The Crucial Difference
The gap between the two revolutions is not in the aspiration for liberty — but in the way it is realized.
One liberated man from political bondage while subordinating him to truth. The other liberated him from political bondage — but also from truth external to him.
In doing so, it returned him to two new forms of bondage: to subjectivity and imagination, and to drives and egoism.
In the physical realm there is no dispute: man does not determine the laws of reality — he is subordinate to them. The question is whether similar principles exist in the social realm — or whether man is their source.

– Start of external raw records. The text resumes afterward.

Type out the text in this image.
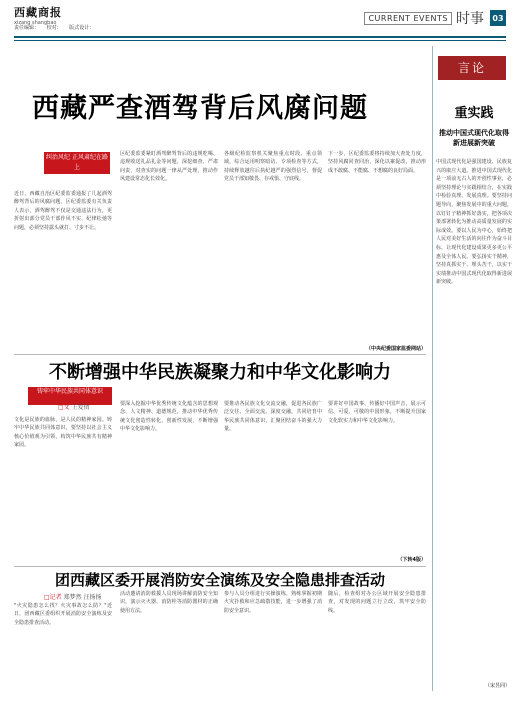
西藏商报
xizang shangbao
责任编辑： 校对： 版式设计：
CURRENT EVENTS 时事	03
西藏严查酒驾背后风腐问题
纠治风纪 正风肃纪在路上
近日，西藏自治区纪委监委通报了几起酒驾醉驾背后的风腐问题。区纪委监委有关负责人表示，酒驾醉驾不仅是交通违法行为，更折射出部分党员干部作风不实、纪律松弛等问题，必须坚持露头就打、寸步不让。
区纪委监委紧盯酒驾醉驾背后的违规吃喝、违规收送礼品礼金等问题，深挖细查、严肃问责，对查实的问题一律从严处理，推动作风建设常态化长效化。
各级纪检监察机关聚焦重点时段、重点领域，综合运用明察暗访、专项检查等方式，持续释放越往后执纪越严的强烈信号，督促党员干部知敬畏、存戒惧、守底线。
下一步，区纪委监委将持续加大查处力度，坚持风腐同查同治，深化以案促改，推动形成不敢腐、不能腐、不想腐的良好局面。
（中央纪委国家监委网站）
不断增强中华民族凝聚力和中华文化影响力
铸牢中华民族共同体意识
□文 王爱倩
文化是民族的血脉，是人民的精神家园。铸牢中华民族共同体意识，要坚持以社会主义核心价值观为引领，构筑中华民族共有精神家园。
要深入挖掘中华优秀传统文化蕴含的思想观念、人文精神、道德规范，推动中华优秀传统文化创造性转化、创新性发展，不断增强中华文化影响力。
要推动各民族文化交流交融，促进各民族广泛交往、全面交流、深度交融，共同培育中华民族共同体意识，汇聚团结奋斗的强大力量。
要讲好中国故事、传播好中国声音，展示可信、可爱、可敬的中国形象，不断提升国家文化软实力和中华文化影响力。
（下转4版）
团西藏区委开展消防安全演练及安全隐患排查活动
□记者 郑梦然 汪扬扬
"火灾隐患怎么找？火灾事故怎么防？"近日，团西藏区委组织开展消防安全演练及安全隐患排查活动。
活动邀请消防救援人员现场讲解消防安全知识，演示灭火器、消防栓等消防器材的正确使用方法。
参与人员分组进行实操演练，熟练掌握初期火灾扑救和应急疏散技能，进一步增强了消防安全意识。
随后，检查组对办公区域开展安全隐患排查，对发现的问题立行立改，筑牢安全防线。
言论
重实践
推动中国式现代化取得新进展新突破
中国式现代化是强国建设、民族复兴的康庄大道。推进中国式现代化是一项前无古人的开创性事业，必须坚持理论与实践相结合，在实践中检验真理、发展真理。要坚持问题导向，聚焦发展中的重大问题，以钉钉子精神抓好落实，把各项决策部署转化为推动高质量发展的实际成效。要以人民为中心，始终把人民对美好生活的向往作为奋斗目标，让现代化建设成果更多更公平惠及全体人民。要弘扬实干精神，坚持真抓实干、埋头苦干，以实干实绩推动中国式现代化取得新进展新突破。
（宋昱同）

From Separation to Collision
The two conceptions of liberty could coexist as long as an ocean separated them. Today, with no geographic separation, the conception that sees man as the source of authority is infiltrating the other from within — and eroding it.
When both exist in the same society, they can no longer coexist without clashing. This is the true nature of the fracture: not merely disagreement over policy or leaders, but a struggle over the very source of authority.

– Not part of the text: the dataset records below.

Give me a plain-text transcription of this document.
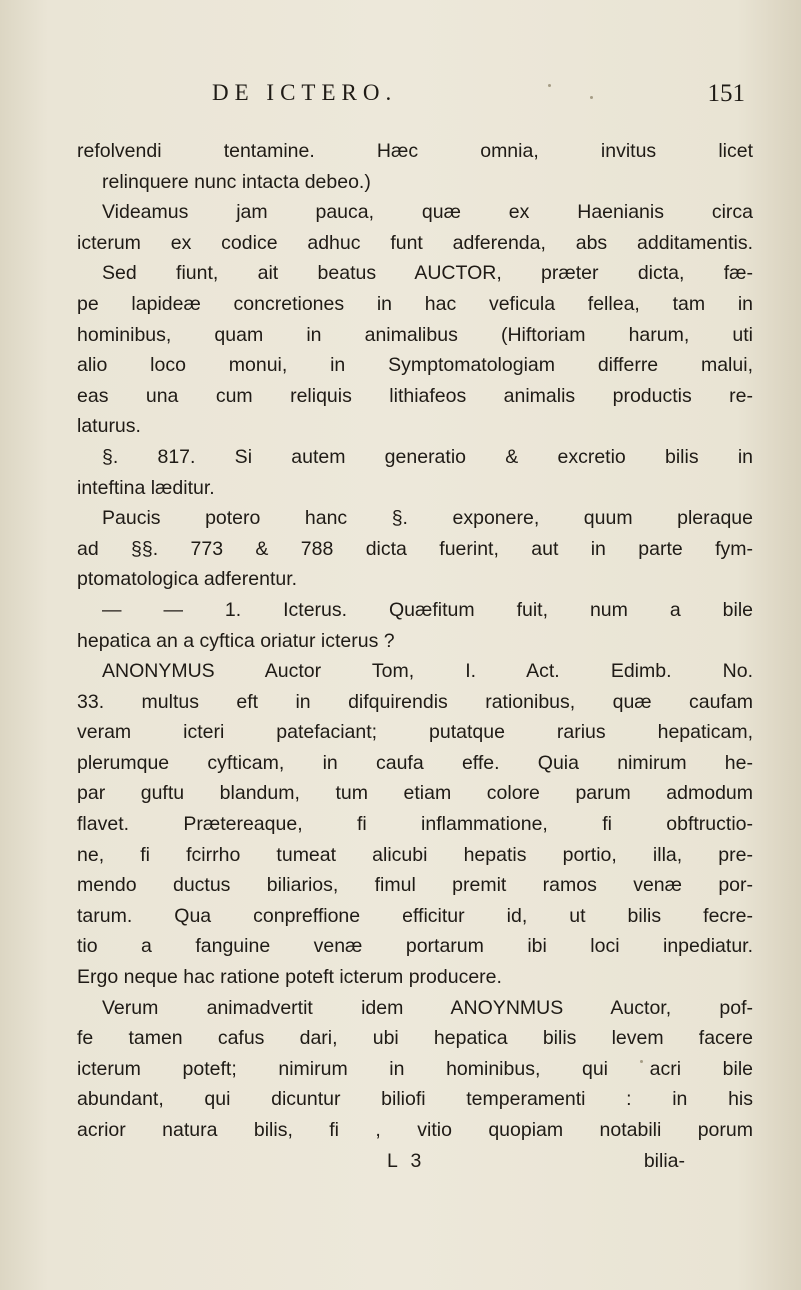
DE ICTERO.	151
refolvendi tentamine. Hæc omnia, invitus licet
relinquere nunc intacta debeo.)
Videamus jam pauca, quæ ex Haenianis circa
icterum ex codice adhuc funt adferenda, abs additamentis.
Sed fiunt, ait beatus AUCTOR, præter dicta, fæ-
pe lapideæ concretiones in hac veficula fellea, tam in
hominibus, quam in animalibus (Hiftoriam harum, uti
alio loco monui, in Symptomatologiam differre malui,
eas una cum reliquis lithiafeos animalis productis re-
laturus.
§. 817. Si autem generatio & excretio bilis in
inteftina læditur.
Paucis potero hanc §. exponere, quum pleraque
ad §§. 773 & 788 dicta fuerint, aut in parte fym-
ptomatologica adferentur.
— — 1. Icterus. Quæfitum fuit, num a bile
hepatica an a cyftica oriatur icterus ?
ANONYMUS Auctor Tom, I. Act. Edimb. No.
33. multus eft in difquirendis rationibus, quæ caufam
veram icteri patefaciant; putatque rarius hepaticam,
plerumque cyfticam, in caufa effe. Quia nimirum he-
par guftu blandum, tum etiam colore parum admodum
flavet. Prætereaque, fi inflammatione, fi obftructio-
ne, fi fcirrho tumeat alicubi hepatis portio, illa, pre-
mendo ductus biliarios, fimul premit ramos venæ por-
tarum. Qua conpreffione efficitur id, ut bilis fecre-
tio a fanguine venæ portarum ibi loci inpediatur.
Ergo neque hac ratione poteft icterum producere.
Verum animadvertit idem ANOYNMUS Auctor, pof-
fe tamen cafus dari, ubi hepatica bilis levem facere
icterum poteft; nimirum in hominibus, qui acri bile
abundant, qui dicuntur biliofi temperamenti : in his
acrior natura bilis, fi , vitio quopiam notabili porum
L 3	bilia-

This gap is also evident in the international arena — most clearly regarding Iran. The Iranian threat has become not only a strategic challenge but a cultural test case: how capable are Western democracies of forming a united course of action when they are divided on the most fundamental question — what is the source of authority by which Iran is defined as an existential threat.
Conclusion
The central challenge facing the leadership of the United States and Israel is not external but internal: to restore the ability to distinguish between truth and will, and between liberty and its abandonment.
The struggle for liberty is not conducted only against external enemies — but first and foremost within the democracies themselves, around the foundational question: what is the source of authority by which values are determined and situations are decided.
A democracy that does not recognize the existence of truth independent of itself will increasingly struggle to define threats, set boundaries, and act with determination when required. Not because it is weak, but because it has lost the anchor by which one can distinguish right from wrong.
That is why the Iranian test is not only a geopolitical confrontation but a test of the democracies' ability to act once again according to principles that do not depend on changing will.
Ultimately, the question with which we began is not theoretical: Which liberty do our democracies seek to uphold? Liberty grounded in truth above man — or liberty derived from man himself.
In the answer to this question lies not only the character of these democracies — but their very ability not merely to survive, but to thrive. As the American experience taught until the beginning of this century, when it tied its fate to liberty above man, it achieved unprecedented power and greatness.
Truth is not determined by majority — but without it, even the majority has nothing left to stand on. The challenge of our generation is to restore humility before truth, while maintaining free and honest discourse — before the fracture deepens beyond repair.